No, the earliest online citation of the quote — as opposed to glib offhand assertions of Banfield’s authorship — seems to be the image at right, appearing in a Tumblr post in 2013, by someone self-identifying as “littledallila.”
Now, granted, I don’t know how littledallila got his/her hands on that image. But I’ve looked at it, and looked at it again, and here’s what I’ve concluded: This isn’t a quote from Banfield’s “Beachcomber” book; it’s a blurb for Banfield’s book. Look at it yourself: the image has evidently been scanned from some hardcopy source — it’s crooked, and there’s a hint of wear around the outermost edges. Put that together with the practice in books (especially from that period) of filling the entire back of the book cover or jacket with a single flowery promotional assertion from the publisher about the contents, and, well, that’s what I think, anyhow.
On the other hand, I’ve looked at several scans on Google Books of different editions of Confessions of a Beachcomber… and none of them have a back cover which looks like the image.
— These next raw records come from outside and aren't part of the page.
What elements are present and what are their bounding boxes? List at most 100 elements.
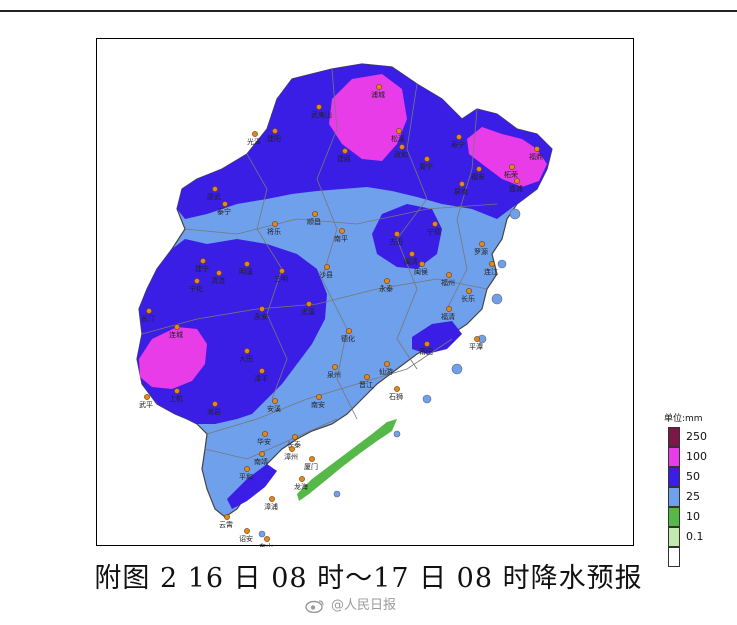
city-label: 闽侯 bbox=[414, 267, 428, 276]
city-dot bbox=[394, 386, 400, 392]
city-label: 晋江 bbox=[359, 381, 373, 389]
city-label: 寿宁 bbox=[451, 140, 465, 149]
gutian-50-100-region bbox=[372, 204, 442, 269]
city-dot bbox=[222, 201, 228, 207]
city-label: 宁德 bbox=[427, 227, 441, 236]
city-dot bbox=[224, 514, 230, 520]
city-label: 松溪 bbox=[391, 134, 405, 143]
city-label: 龙岩 bbox=[207, 407, 221, 416]
city-label: 建宁 bbox=[195, 264, 209, 273]
city-dot bbox=[244, 261, 250, 267]
city-dot bbox=[479, 241, 485, 247]
city-dot bbox=[259, 306, 265, 312]
city-dot bbox=[376, 84, 382, 90]
city-dot bbox=[446, 306, 452, 312]
city-label: 莆田 bbox=[419, 347, 433, 356]
city-label: 周宁 bbox=[419, 162, 433, 171]
city-dot bbox=[396, 128, 402, 134]
city-dot bbox=[409, 251, 415, 257]
city-dot bbox=[342, 148, 348, 154]
legend-label: 50 bbox=[686, 470, 700, 483]
city-label: 屏南 bbox=[454, 187, 468, 196]
city-dot bbox=[384, 361, 390, 367]
city-dot bbox=[292, 434, 298, 440]
legend-swatch bbox=[668, 447, 680, 467]
city-dot bbox=[534, 146, 540, 152]
legend-swatch bbox=[668, 547, 680, 567]
city-dot bbox=[474, 336, 480, 342]
city-label: 柘荣 bbox=[504, 170, 518, 179]
city-label: 闽清 bbox=[404, 257, 418, 266]
yunxiao-50-100-region bbox=[227, 464, 277, 509]
city-dot bbox=[446, 272, 452, 278]
legend-swatch bbox=[668, 487, 680, 507]
top-rule bbox=[0, 10, 737, 12]
city-label: 武平 bbox=[139, 400, 153, 409]
city-dot bbox=[262, 431, 268, 437]
city-dot bbox=[306, 301, 312, 307]
coast-10-25-region bbox=[297, 419, 397, 501]
city-dot bbox=[289, 446, 295, 452]
city-label: 福安 bbox=[471, 172, 485, 181]
city-dot bbox=[264, 536, 270, 542]
city-label: 尤溪 bbox=[301, 307, 315, 316]
city-label: 厦门 bbox=[304, 462, 318, 471]
legend-label: 100 bbox=[686, 450, 707, 463]
city-dot bbox=[200, 258, 206, 264]
city-dot bbox=[269, 496, 275, 502]
city-dot bbox=[312, 211, 318, 217]
city-label: 建阳 bbox=[267, 134, 281, 143]
city-label: 永安 bbox=[254, 312, 268, 321]
city-label: 沙县 bbox=[319, 271, 333, 279]
city-label: 顺昌 bbox=[307, 218, 321, 226]
city-dot bbox=[364, 374, 370, 380]
fuqing-50-100-region bbox=[412, 321, 462, 354]
city-dot bbox=[316, 394, 322, 400]
city-label: 长乐 bbox=[461, 294, 475, 303]
city-label: 连江 bbox=[484, 267, 498, 276]
city-dot bbox=[244, 348, 250, 354]
city-dot bbox=[466, 288, 472, 294]
city-dot bbox=[216, 270, 222, 276]
legend-label: 0.1 bbox=[686, 530, 704, 543]
city-label: 漳州 bbox=[284, 452, 298, 461]
city-label: 福鼎 bbox=[529, 152, 543, 161]
map-frame: 浦城 武夷山 松溪 政和 寿宁 福鼎 柘荣 霞浦 建阳 建瓯 周宁 福安 屏南 古田 宁德 邵武 光泽 泰宁 将乐 顺… bbox=[96, 38, 707, 567]
city-label: 霞浦 bbox=[509, 184, 523, 193]
city-label: 长泰 bbox=[287, 440, 301, 449]
city-label: 华安 bbox=[257, 437, 271, 446]
legend-label: 250 bbox=[686, 430, 707, 443]
legend-swatch bbox=[668, 467, 680, 487]
city-dot bbox=[332, 364, 338, 370]
city-dot bbox=[316, 104, 322, 110]
city-label: 龙海 bbox=[294, 482, 308, 491]
city-dot bbox=[194, 278, 200, 284]
legend: 单位:mm 250 100 50 25 10 0.1 bbox=[664, 411, 724, 571]
city-dot bbox=[489, 261, 495, 267]
city-dot bbox=[509, 164, 515, 170]
city-dot bbox=[146, 308, 152, 314]
city-dot bbox=[394, 231, 400, 237]
legend-swatch bbox=[668, 527, 680, 547]
legend-title: 单位:mm bbox=[664, 414, 703, 424]
city-dot bbox=[272, 398, 278, 404]
city-label: 连城 bbox=[169, 330, 183, 339]
city-label: 漳浦 bbox=[264, 502, 278, 511]
city-dot bbox=[272, 221, 278, 227]
city-dot bbox=[272, 128, 278, 134]
pucheng-100-250-region bbox=[329, 74, 407, 161]
watermark: @人民日报 bbox=[305, 594, 396, 613]
city-label: 长汀 bbox=[141, 314, 155, 323]
city-dot bbox=[419, 261, 425, 267]
city-label: 平和 bbox=[239, 472, 253, 481]
city-dot bbox=[514, 178, 520, 184]
city-label: 石狮 bbox=[389, 393, 403, 401]
city-dot bbox=[244, 466, 250, 472]
city-label: 清流 bbox=[211, 276, 225, 285]
city-label: 邵武 bbox=[207, 192, 221, 201]
city-label: 将乐 bbox=[267, 227, 281, 236]
city-label: 武夷山 bbox=[311, 110, 332, 119]
city-label: 诏安 bbox=[239, 534, 253, 543]
city-label: 永泰 bbox=[379, 284, 393, 293]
So… although I hate to admit defeat, let’s just file this one in the “Mysteries of Provenance” folder!
Froog says
I’m inclined to agree with your assessment of the alleged Banfield quote. However, such blurbs do not appear only in the book which they eulogise, but also – perhaps more commonly – in other books published around the same time. You might be more confident in your supposition if you could find an example of that typeface used by the original publisher of ‘Beachcomber’ (I love that title, by the way; I would have liked that for my own autobiography one day – but, of course, “the good ones are always taken”).
Love the Strand poem, by the way!
And a happy ‘Year of the Pig’ to you!!
(I’m doing ‘Tet’ rather than ‘Chunjie’ this year: in Saigon for the week.)